We’re told that variable 𝑥 is the
number of hours worked, whilst variable 𝑦 is the salary. And we’re looking to find a
relationship, if it exists, between these two variables. Now, in fact, the suspicion is that
the more hours you work, the higher your salary is. So, let’s attempt to plot this on a
scatter graph. Variable 𝑥 is the number of hours
worked, whilst 𝑦 is the salary, so we can label the axes as shown. Let’s make up some starting
figures. Let’s imagine that if you work 15
hours, you earn 20,000 pounds. You might then assume that if you
work 30 hours a week, you earn an annual salary of 40,000 pounds. Assuming that the more hours you
work, the higher your salary is, we could add extra points on our scatter graph as
shown.
We notice that the points plotted
approximately follow a straight line and that this straight line has a positive
slope. It slopes upward. Since this line slopes upwards, we
can say that the two variables 𝑥 and 𝑦 must have positive correlation. Now, we also assumed that this was
positive linear correlation, but that might not be the case. We only know that the higher the
number of hours, the higher the salary, which means that this is an example of
positive correlation.
Now, in this example, we modeled
our data points as lying very closely to some straight line. The distance that the data points
actually lie relative to a line of best fit describes the strength of the
correlation. For instance, suppose we’re
interested in positive linear correlation. If all the points lie very close to
the line of best fit, as in this example, we can say that’s an example of strong
correlation. If, however, the points are quite
far away from the line of best fit, as in this example, then we say that there is
weak correlation. Of course eventually this weak
correlation turns into no correlation as the points get further and further away
from one another. With this in mind, let’s determine
the strength of correlation in our next example.
State which of the scatter diagrams
shows bivariate data with a stronger correlation.
And then there are two diagrams to
choose from. Remember, when we think about the
strength of a correlation, we’re determining how close the points are to a line of
best fit. The closer the points are, the
stronger the correlation. So, it makes sense to begin by
drawing the line of best fit on both of our diagrams. The line of best fit on diagram one
might look a little something like this. The points approximately follow a
straight line, so there is linear correlation here. Specifically, as the 𝑥-variables
increase, so do the 𝑦. So, we can say that 𝑥 and 𝑦 are
positively linearly correlated.
In diagram two, our line of best
fit looks quite similar. But we notice that all of the
points are a little bit further away from the line itself. This means in diagram two, the
correlation is less strong. We might say it’s weak. And so the answer is diagram
one.
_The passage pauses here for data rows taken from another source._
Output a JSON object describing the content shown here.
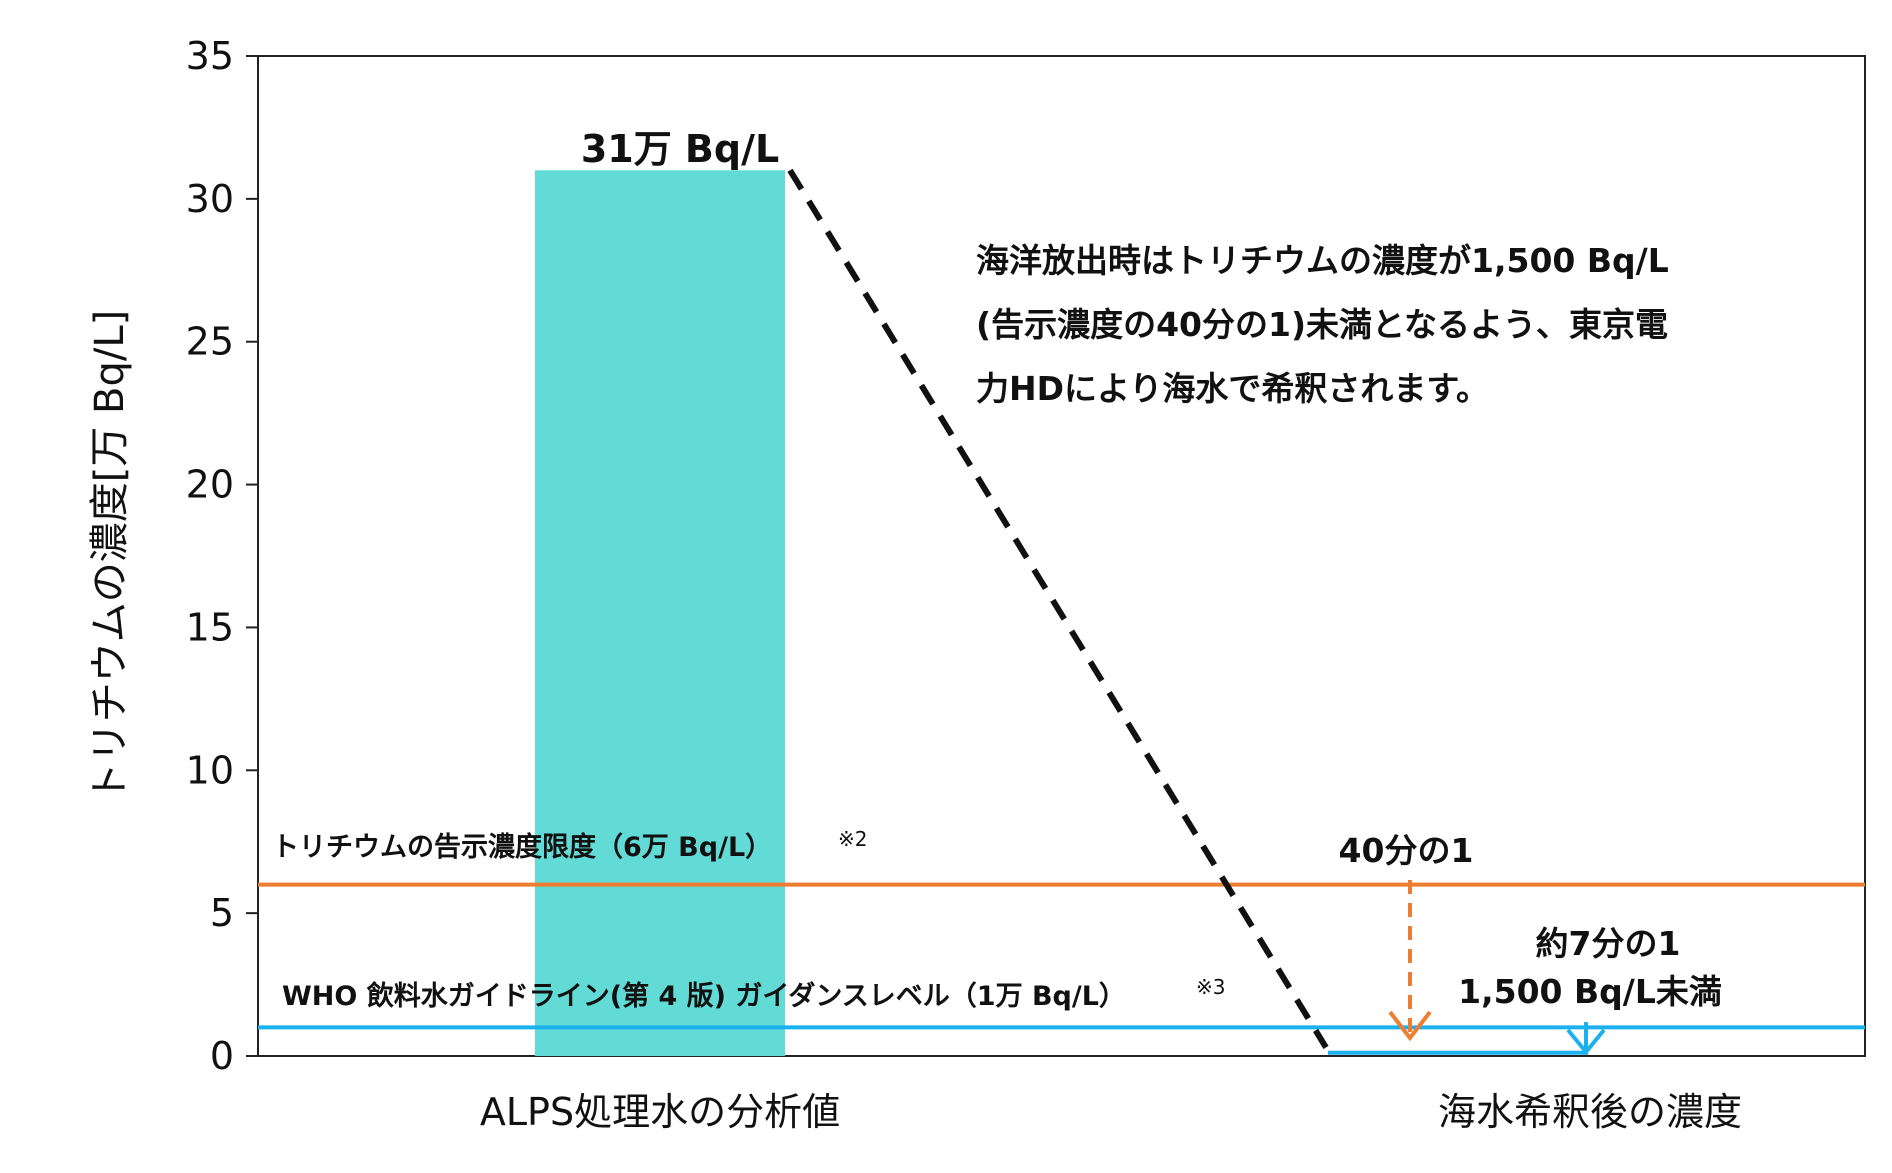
{
  "chart_data": {
    "type": "bar",
    "ylabel": "トリチウムの濃度[万 Bq/L]",
    "ylim": [
      0,
      35
    ],
    "yticks": [
      "0",
      "5",
      "10",
      "15",
      "20",
      "25",
      "30",
      "35"
    ],
    "grid": false,
    "categories": [
      "ALPS処理水の分析値",
      "海水希釈後の濃度"
    ],
    "values": [
      31,
      0.15
    ],
    "bar_color": "#62DBD6",
    "data_label": "31万 Bq/L",
    "reference_lines": [
      {
        "value": 6,
        "color": "#ED7D31",
        "label": "トリチウムの告示濃度限度（6万 Bq/L）",
        "note": "※2"
      },
      {
        "value": 1,
        "color": "#1BB0EE",
        "label": "WHO 飲料水ガイドライン(第 4 版) ガイダンスレベル（1万 Bq/L）",
        "note": "※3"
      }
    ],
    "annotations": {
      "main": [
        "海洋放出時はトリチウムの濃度が1,500 Bq/L",
        "(告示濃度の40分の1)未満となるよう、東京電",
        "力HDにより海水で希釈されます。"
      ],
      "ratio_notice": "40分の1",
      "ratio_who": "約7分の1",
      "result": "1,500 Bq/L未満"
    }
  }
}
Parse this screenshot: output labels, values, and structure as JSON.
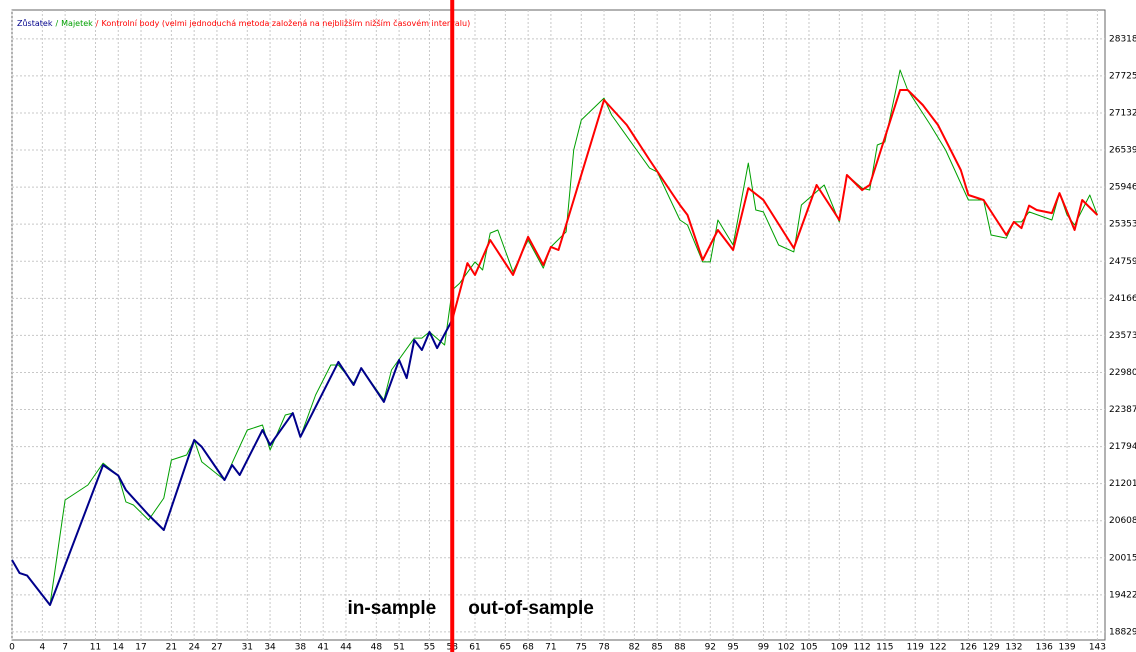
{
  "chart_data": {
    "type": "line",
    "legend_separator": "/",
    "series": [
      {
        "name": "Majetek",
        "color": "#00a000",
        "width": 1,
        "x": [
          0,
          1,
          2,
          5,
          7,
          10,
          12,
          14,
          15,
          16,
          18,
          20,
          21,
          23,
          24,
          25,
          28,
          29,
          31,
          33,
          34,
          36,
          37,
          38,
          40,
          42,
          43,
          45,
          46,
          49,
          50,
          53,
          54,
          55,
          57,
          58,
          59,
          61,
          62,
          63,
          64,
          66,
          68,
          70,
          71,
          73,
          74,
          75,
          78,
          79,
          84,
          85,
          88,
          89,
          91,
          92,
          93,
          95,
          97,
          98,
          99,
          101,
          103,
          104,
          107,
          109,
          110,
          112,
          113,
          114,
          115,
          117,
          118,
          121,
          123,
          126,
          128,
          129,
          131,
          132,
          133,
          134,
          137,
          138,
          139,
          140,
          142,
          143
        ],
        "values": [
          1998000,
          1977000,
          1973000,
          1926000,
          2094000,
          2118000,
          2153000,
          2133000,
          2091000,
          2086000,
          2062000,
          2097000,
          2158000,
          2166000,
          2190000,
          2155000,
          2126000,
          2153000,
          2206000,
          2214000,
          2174000,
          2230000,
          2233000,
          2195000,
          2262000,
          2310000,
          2310000,
          2281000,
          2305000,
          2254000,
          2302000,
          2353000,
          2353000,
          2363000,
          2342000,
          2430000,
          2441000,
          2475000,
          2462000,
          2521000,
          2526000,
          2459000,
          2510000,
          2465000,
          2499000,
          2523000,
          2654000,
          2702000,
          2737000,
          2710000,
          2625000,
          2619000,
          2542000,
          2534000,
          2475000,
          2475000,
          2542000,
          2502000,
          2633000,
          2558000,
          2555000,
          2502000,
          2491000,
          2566000,
          2598000,
          2539000,
          2614000,
          2593000,
          2590000,
          2662000,
          2667000,
          2782000,
          2750000,
          2694000,
          2654000,
          2574000,
          2574000,
          2518000,
          2513000,
          2539000,
          2539000,
          2555000,
          2542000,
          2585000,
          2550000,
          2534000,
          2582000,
          2550000
        ]
      },
      {
        "name": "Zůstatek",
        "color": "#00008b",
        "width": 2,
        "x": [
          0,
          1,
          2,
          5,
          12,
          14,
          15,
          18,
          20,
          24,
          25,
          28,
          29,
          30,
          33,
          34,
          37,
          38,
          43,
          45,
          46,
          49,
          51,
          52,
          53,
          54,
          55,
          56,
          58
        ],
        "values": [
          1998000,
          1977000,
          1973000,
          1926000,
          2150000,
          2133000,
          2110000,
          2070000,
          2046000,
          2190000,
          2179000,
          2126000,
          2150000,
          2134000,
          2206000,
          2182000,
          2233000,
          2195000,
          2315000,
          2278000,
          2305000,
          2251000,
          2318000,
          2289000,
          2350000,
          2334000,
          2363000,
          2337000,
          2382000
        ]
      },
      {
        "name": "Kontrolní body (velmi jednoduchá metoda založená na nejbližším nižším časovém intervalu)",
        "color": "#ff0000",
        "width": 2,
        "x": [
          58,
          60,
          61,
          63,
          66,
          68,
          70,
          71,
          72,
          78,
          81,
          84,
          88,
          89,
          91,
          93,
          95,
          97,
          99,
          103,
          106,
          109,
          110,
          112,
          113,
          117,
          118,
          120,
          122,
          125,
          126,
          128,
          131,
          132,
          133,
          134,
          135,
          137,
          138,
          140,
          141,
          143
        ],
        "values": [
          2382000,
          2473000,
          2454000,
          2510000,
          2454000,
          2515000,
          2470000,
          2499000,
          2494000,
          2734000,
          2694000,
          2638000,
          2566000,
          2550000,
          2478000,
          2526000,
          2494000,
          2593000,
          2574000,
          2497000,
          2598000,
          2542000,
          2614000,
          2590000,
          2598000,
          2750000,
          2750000,
          2726000,
          2694000,
          2622000,
          2582000,
          2574000,
          2518000,
          2539000,
          2529000,
          2565000,
          2558000,
          2553000,
          2585000,
          2526000,
          2574000,
          2550000
        ]
      }
    ],
    "xlim": [
      0,
      144
    ],
    "xticks": [
      0,
      4,
      7,
      11,
      14,
      17,
      21,
      24,
      27,
      31,
      34,
      38,
      41,
      44,
      48,
      51,
      55,
      58,
      61,
      65,
      68,
      71,
      75,
      78,
      82,
      85,
      88,
      92,
      95,
      99,
      102,
      105,
      109,
      112,
      115,
      119,
      122,
      126,
      129,
      132,
      136,
      139,
      143
    ],
    "ylim": [
      1870000,
      2878000
    ],
    "yticks": [
      1882901,
      1942210,
      2001520,
      2060829,
      2120139,
      2179448,
      2238758,
      2298067,
      2357376,
      2416686,
      2475995,
      2535305,
      2594614,
      2653924,
      2713233,
      2772543,
      2831852
    ],
    "grid": true,
    "divider": {
      "x": 58,
      "color": "#ff0000"
    },
    "annotations": [
      {
        "text": "in-sample",
        "color": "#00008b",
        "side": "left"
      },
      {
        "text": "out-of-sample",
        "color": "#ff0000",
        "side": "right"
      }
    ]
  }
}
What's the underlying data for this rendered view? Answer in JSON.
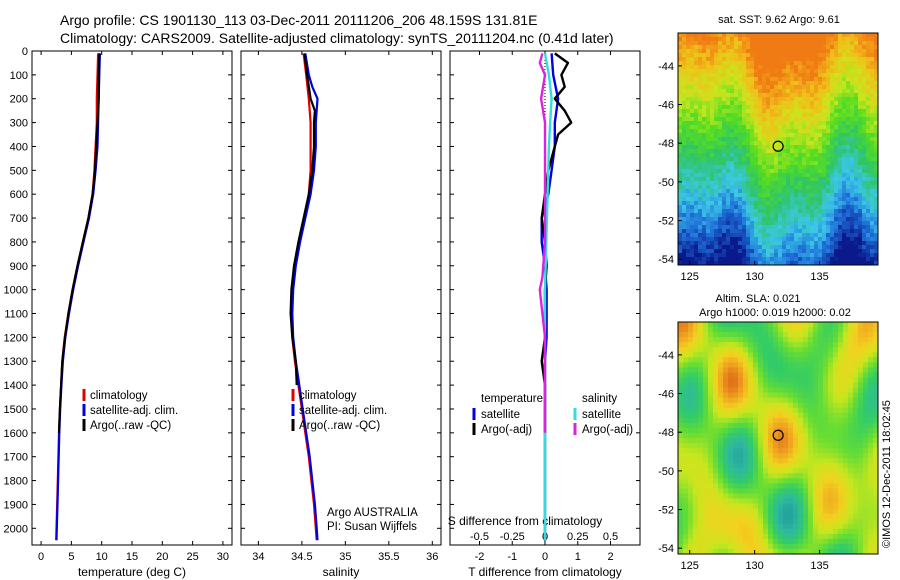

The scatter diagram one shows
bivariate data with a stronger correlation.
We’ve now looked at how two
different variables can be related and what it means for them to have a linear or
nonlinear relationship. We’ve considered how to describe
the relationship between variables in terms of positive, negative, or no
correlation. And we’ve looked at how strongly
correlated variables are based on how close they are to a line of best fit. With all this in mind, let’s recap
the key points from this lesson.
In this video, we learned that if
two variables follow a trend of some description, they’re said to be correlated. If we model these points on a
scatter diagram and they appear to follow approximately a straight line, then linear
correlation exists. Then, if the line of best fit
constructed appears to slope upwards, in other words, its slope is positive, then
they have positive correlation. And if that line of best fit slopes
downwards, if it has negative slope, then those variables are said to be negatively
correlated. Now, if neither of these is true,
in other words, if a line of best fit cannot be constructed, then we said that there
was no correlation. Finally, we saw that we can
determine the strength of the correlation by considering how close all of the points
lie to the LOBF, the line of best fit.